Can anybody tell me where yeast comes from? I mean the kind used in bread making, brewing, etc. I know what yeast is and what it does, I just want to know when Fleishmann’s puts the yeast in the jars, where do they get the yeast?
Since yeast is a living organism, it is grown. The web is full of pages on yeast growing, fermentation, etc.
Ummm, isn’t it cultivated? - they basically have a yeast source that has the properties they want, and they allow it to grow, taking some and drying it out and packaging it? I recognize there is more complexity to it than that, but isn’t that about it?
Lots of the yeast and bacteria used in food manufacture were originally human skin flora. Which makes sense, since humans would be around to infect the first prototypes of these products. The first yogurt happened when somebody accidently stuck his thumb in the milk and then forgetfully let it sit out for a few days. He was probably pretty hungry or he wouldn’t have tried to eat the stuff.

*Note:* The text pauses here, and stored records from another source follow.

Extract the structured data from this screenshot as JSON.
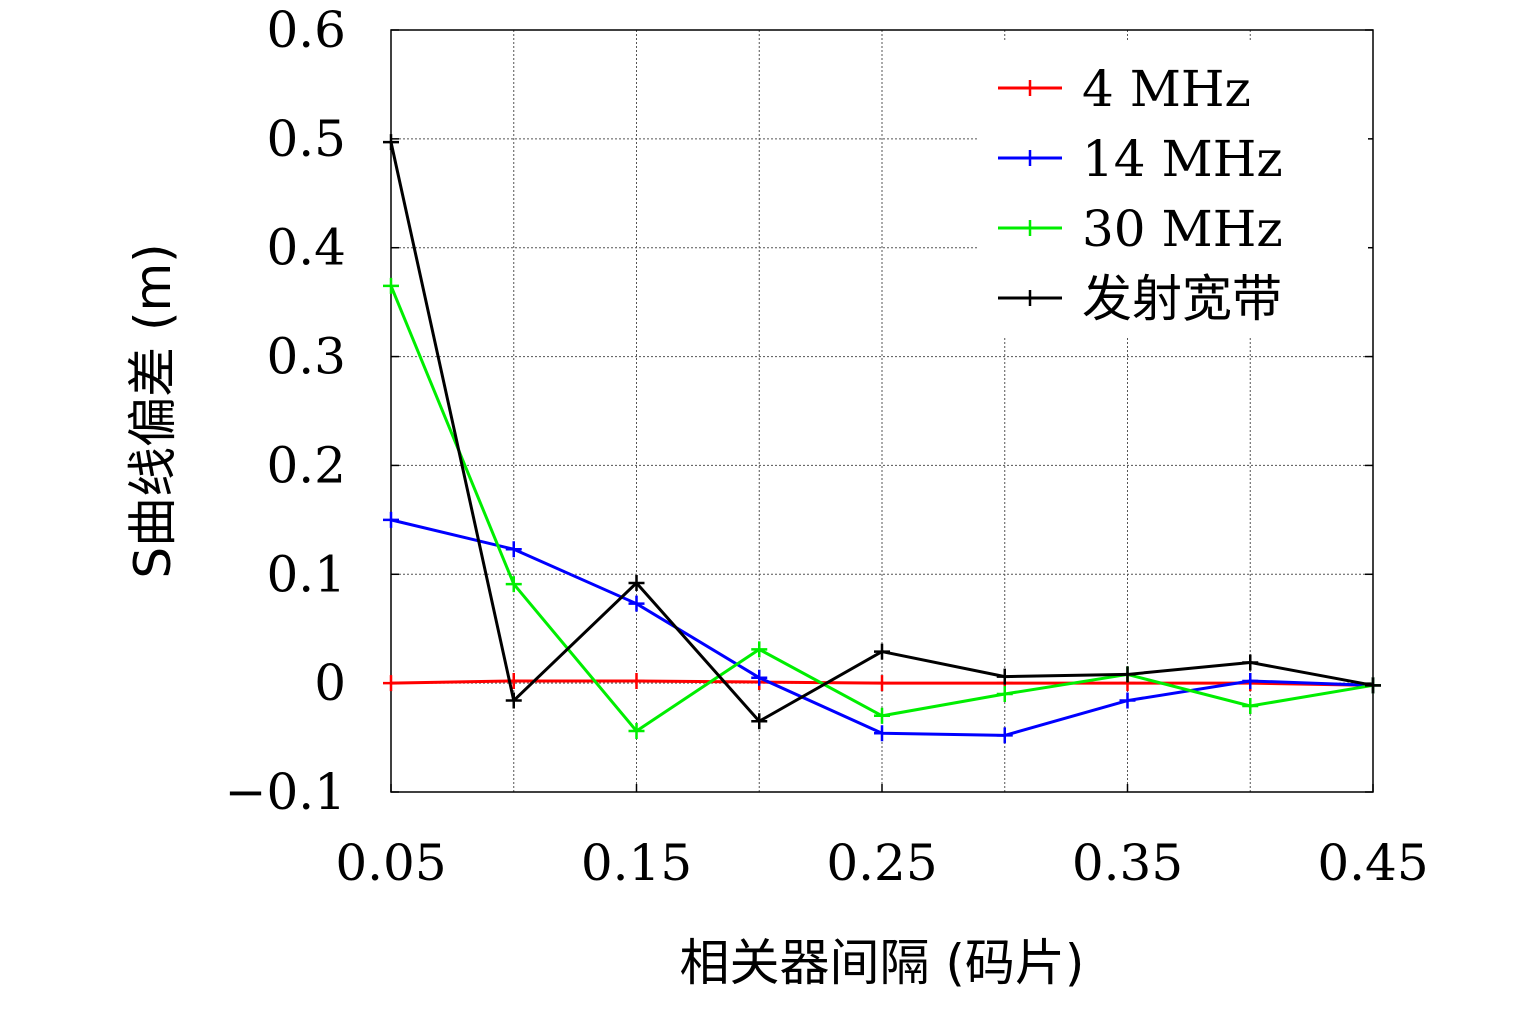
{
  "chart_data": {
    "type": "line",
    "title": "",
    "xlabel": "相关器间隔 (码片)",
    "ylabel": "S曲线偏差 (m)",
    "xlim": [
      0.05,
      0.45
    ],
    "ylim": [
      -0.1,
      0.6
    ],
    "x": [
      0.05,
      0.1,
      0.15,
      0.2,
      0.25,
      0.3,
      0.35,
      0.4,
      0.45
    ],
    "xticks": [
      "0.05",
      "0.15",
      "0.25",
      "0.35",
      "0.45"
    ],
    "xtick_values": [
      0.05,
      0.15,
      0.25,
      0.35,
      0.45
    ],
    "yticks": [
      "−0.1",
      "0",
      "0.1",
      "0.2",
      "0.3",
      "0.4",
      "0.5",
      "0.6"
    ],
    "ytick_values": [
      -0.1,
      0,
      0.1,
      0.2,
      0.3,
      0.4,
      0.5,
      0.6
    ],
    "xgrid_values": [
      0.1,
      0.15,
      0.2,
      0.25,
      0.3,
      0.35,
      0.4
    ],
    "grid": true,
    "legend_position": "top-right",
    "series": [
      {
        "name": "4 MHz",
        "color": "#ff0000",
        "values": [
          0.0,
          0.002,
          0.002,
          0.001,
          0.0,
          0.0,
          0.0,
          0.0,
          -0.002
        ]
      },
      {
        "name": "14 MHz",
        "color": "#0000ff",
        "values": [
          0.15,
          0.123,
          0.073,
          0.005,
          -0.046,
          -0.048,
          -0.016,
          0.002,
          -0.002
        ]
      },
      {
        "name": "30 MHz",
        "color": "#00ee00",
        "values": [
          0.365,
          0.091,
          -0.044,
          0.031,
          -0.03,
          -0.01,
          0.008,
          -0.021,
          -0.002
        ]
      },
      {
        "name": "发射宽带",
        "color": "#000000",
        "values": [
          0.497,
          -0.016,
          0.092,
          -0.035,
          0.029,
          0.006,
          0.008,
          0.019,
          -0.002
        ]
      }
    ]
  }
}
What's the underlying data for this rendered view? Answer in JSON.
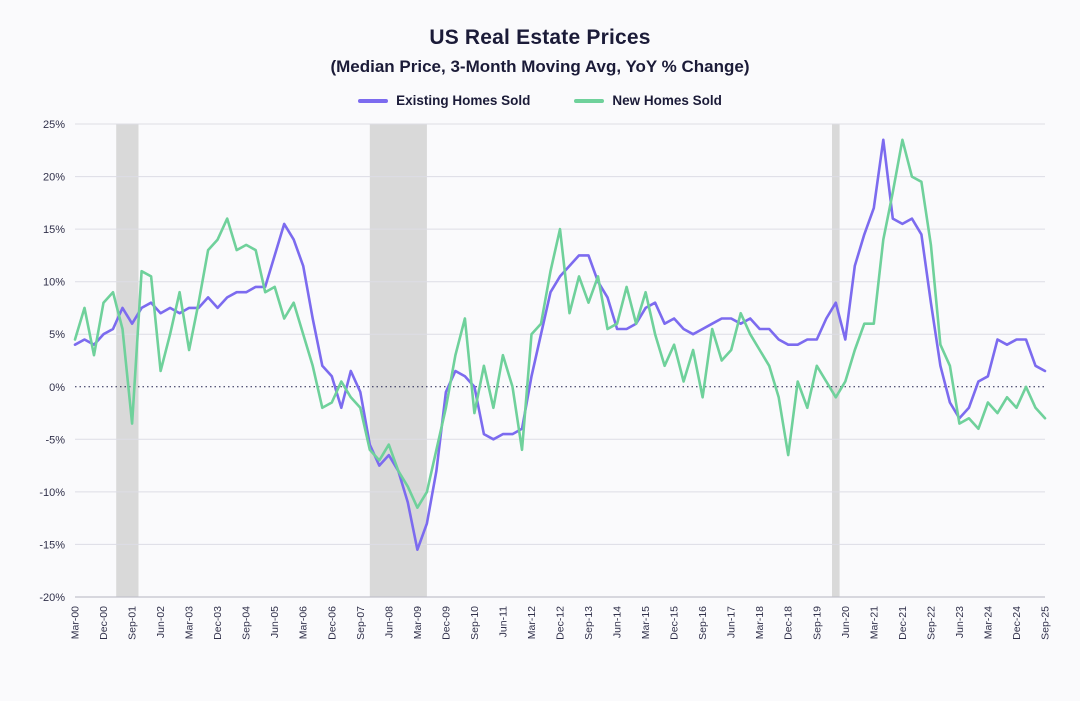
{
  "chart_data": {
    "type": "line",
    "title": "US Real Estate Prices",
    "subtitle": "(Median Price, 3-Month Moving Avg, YoY % Change)",
    "xlabel": "",
    "ylabel": "YoY % Change",
    "ylim": [
      -20,
      25
    ],
    "y_ticks": [
      25,
      20,
      15,
      10,
      5,
      0,
      -5,
      -10,
      -15,
      -20
    ],
    "y_tick_suffix": "%",
    "x_tick_every": 3,
    "grid_color": "#dddde5",
    "axis_color": "#c2c2cc",
    "band_color": "#d9d9d9",
    "zero_line": {
      "at": 0,
      "color": "#23234f",
      "style": "dotted"
    },
    "recession_bands": [
      {
        "from": 4.33,
        "to": 6.67
      },
      {
        "from": 31,
        "to": 37
      },
      {
        "from": 79.6,
        "to": 80.4
      }
    ],
    "x": [
      "Mar-00",
      "Jun-00",
      "Sep-00",
      "Dec-00",
      "Mar-01",
      "Jun-01",
      "Sep-01",
      "Dec-01",
      "Mar-02",
      "Jun-02",
      "Sep-02",
      "Dec-02",
      "Mar-03",
      "Jun-03",
      "Sep-03",
      "Dec-03",
      "Mar-04",
      "Jun-04",
      "Sep-04",
      "Dec-04",
      "Mar-05",
      "Jun-05",
      "Sep-05",
      "Dec-05",
      "Mar-06",
      "Jun-06",
      "Sep-06",
      "Dec-06",
      "Mar-07",
      "Jun-07",
      "Sep-07",
      "Dec-07",
      "Mar-08",
      "Jun-08",
      "Sep-08",
      "Dec-08",
      "Mar-09",
      "Jun-09",
      "Sep-09",
      "Dec-09",
      "Mar-10",
      "Jun-10",
      "Sep-10",
      "Dec-10",
      "Mar-11",
      "Jun-11",
      "Sep-11",
      "Dec-11",
      "Mar-12",
      "Jun-12",
      "Sep-12",
      "Dec-12",
      "Mar-13",
      "Jun-13",
      "Sep-13",
      "Dec-13",
      "Mar-14",
      "Jun-14",
      "Sep-14",
      "Dec-14",
      "Mar-15",
      "Jun-15",
      "Sep-15",
      "Dec-15",
      "Mar-16",
      "Jun-16",
      "Sep-16",
      "Dec-16",
      "Mar-17",
      "Jun-17",
      "Sep-17",
      "Dec-17",
      "Mar-18",
      "Jun-18",
      "Sep-18",
      "Dec-18",
      "Mar-19",
      "Jun-19",
      "Sep-19",
      "Dec-19",
      "Mar-20",
      "Jun-20",
      "Sep-20",
      "Dec-20",
      "Mar-21",
      "Jun-21",
      "Sep-21",
      "Dec-21",
      "Mar-22",
      "Jun-22",
      "Sep-22",
      "Dec-22",
      "Mar-23",
      "Jun-23",
      "Sep-23",
      "Dec-23",
      "Mar-24",
      "Jun-24",
      "Sep-24",
      "Dec-24",
      "Mar-25",
      "Jun-25",
      "Sep-25"
    ],
    "series": [
      {
        "name": "Existing Homes Sold",
        "color": "#7c6bef",
        "values": [
          4.0,
          4.5,
          4.0,
          5.0,
          5.5,
          7.5,
          6.0,
          7.5,
          8.0,
          7.0,
          7.5,
          7.0,
          7.5,
          7.5,
          8.5,
          7.5,
          8.5,
          9.0,
          9.0,
          9.5,
          9.5,
          12.5,
          15.5,
          14.0,
          11.5,
          6.5,
          2.0,
          1.0,
          -2.0,
          1.5,
          -0.5,
          -5.5,
          -7.5,
          -6.5,
          -8.0,
          -11.0,
          -15.5,
          -13.0,
          -8.0,
          -0.5,
          1.5,
          1.0,
          0.0,
          -4.5,
          -5.0,
          -4.5,
          -4.5,
          -4.0,
          1.0,
          5.0,
          9.0,
          10.5,
          11.5,
          12.5,
          12.5,
          10.0,
          8.5,
          5.5,
          5.5,
          6.0,
          7.5,
          8.0,
          6.0,
          6.5,
          5.5,
          5.0,
          5.5,
          6.0,
          6.5,
          6.5,
          6.0,
          6.5,
          5.5,
          5.5,
          4.5,
          4.0,
          4.0,
          4.5,
          4.5,
          6.5,
          8.0,
          4.5,
          11.5,
          14.5,
          17.0,
          23.5,
          16.0,
          15.5,
          16.0,
          14.5,
          8.0,
          2.0,
          -1.5,
          -3.0,
          -2.0,
          0.5,
          1.0,
          4.5,
          4.0,
          4.5,
          4.5,
          2.0,
          1.5
        ]
      },
      {
        "name": "New Homes Sold",
        "color": "#6fd19b",
        "values": [
          4.5,
          7.5,
          3.0,
          8.0,
          9.0,
          5.5,
          -3.5,
          11.0,
          10.5,
          1.5,
          5.0,
          9.0,
          3.5,
          8.0,
          13.0,
          14.0,
          16.0,
          13.0,
          13.5,
          13.0,
          9.0,
          9.5,
          6.5,
          8.0,
          5.0,
          2.0,
          -2.0,
          -1.5,
          0.5,
          -1.0,
          -2.0,
          -6.0,
          -7.0,
          -5.5,
          -8.0,
          -9.5,
          -11.5,
          -10.0,
          -6.0,
          -2.0,
          3.0,
          6.5,
          -2.5,
          2.0,
          -2.0,
          3.0,
          0.0,
          -6.0,
          5.0,
          6.0,
          11.0,
          15.0,
          7.0,
          10.5,
          8.0,
          10.5,
          5.5,
          6.0,
          9.5,
          6.0,
          9.0,
          5.0,
          2.0,
          4.0,
          0.5,
          3.5,
          -1.0,
          5.5,
          2.5,
          3.5,
          7.0,
          5.0,
          3.5,
          2.0,
          -1.0,
          -6.5,
          0.5,
          -2.0,
          2.0,
          0.5,
          -1.0,
          0.5,
          3.5,
          6.0,
          6.0,
          14.0,
          18.5,
          23.5,
          20.0,
          19.5,
          13.5,
          4.0,
          2.0,
          -3.5,
          -3.0,
          -4.0,
          -1.5,
          -2.5,
          -1.0,
          -2.0,
          0.0,
          -2.0,
          -3.0
        ]
      }
    ]
  }
}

Many other products used wild yeast. The first alcoholic beverages were innoculated with airborne yeast spores. If you kept making the same beverage in the same place you’d tend to get the same yeasts. Eventually people figured out that the cloudy junk at the bottom of the wine or beer could be purposefully added to the malt/mash in order to get better quality control. I’ve made hard apple cider using wild yeast. In fact, if you use an old fashioned cider press it is almost impossible to prevent fermentation unless you pastuerize the juice.
But yeast cultures can give you more control over the product. Some yeast strains are more hardy and can withstand more alcohol before they die. If you use those you get a more potent beverage. Or maybe you want a sweeter beverage and use a different strain. If you use wild yeast you never know what you are going to get except through trial and error.
Bread yeast is the same. Wild yeasts would live in bakeries and the dough would get innoculated without anyone knowing why. Then someone figured out that they could save some old dough and purposefully innoculate the new dough. If you do this you can get much faster yeast growth, you can control the exact strain of yeast you use, and have more control over the bread you make.
Nowadays they grow yeast in big industrial vats then dry it out so it forms spores and sell it to consumers or food manufacturers. The only new step is intentionally drying and ensporulating the yeast so it can be stored longer.
I would add that one of my grandmother’s first jobs was working in the Fleischmann’s yeast factory in St. Louis around World War I. Unfortunately, she passed away earlier this year.
I do remember her stories of the factory. They were pretty gross. Worker safety wasn’t a priority. Not that people were getting mangled, but there were infections.